La Fed est apolitique. Elle ne répond pas aux pressions des responsables politiques, comme Powell s’est donné beaucoup de mal pour le souligner. Cela dit, l’indépendance de la banque centrale, condition préalable à son apolitique, n’est pas absolue. Pour préserver l’indépendance dont jouit la Fed, il faut éviter d’attirer l’attention et les critiques politiques injustifiées, aujourd’hui comme à l’avenir.

Cela signifie que la Fed devrait agir avec prudence et de manière progressive. Ses prévisions ont conduit les marchés à s’attendre à une baisse des taux d’intérêt de 25 points de base en septembre, suivie peut-être de quelques baisses supplémentaires de 25 points de base après les élections.
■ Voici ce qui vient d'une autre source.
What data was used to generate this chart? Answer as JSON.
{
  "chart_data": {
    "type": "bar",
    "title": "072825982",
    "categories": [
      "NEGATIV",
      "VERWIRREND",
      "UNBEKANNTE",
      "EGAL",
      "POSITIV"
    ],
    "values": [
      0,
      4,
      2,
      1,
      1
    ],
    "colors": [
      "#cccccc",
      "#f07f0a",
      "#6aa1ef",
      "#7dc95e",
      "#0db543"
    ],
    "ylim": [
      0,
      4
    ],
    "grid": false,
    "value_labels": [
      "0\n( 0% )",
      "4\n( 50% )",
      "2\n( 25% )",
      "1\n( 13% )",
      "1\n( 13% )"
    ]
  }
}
Il est peu probable que ces attentes soient déçues d’une manière ou d’une autre.

Les historiens pourraient conclure que la Fed de Powell a été trop lente à assouplir sa politique monétaire en réponse à l’affaiblissement de l’économie en 2024, tout comme elle a été trop lente à resserrer sa politique monétaire en réponse à l’inflation fin 2021.

Le temps et les données à venir nous le diront. Ce que nous savons avec certitude, c’est que Powell aura beaucoup d’explications à fournir lorsqu’il montera en selle à Jackson Hole pour le rassemblement annuel de la Fed de Kansas City dans quelques semaines.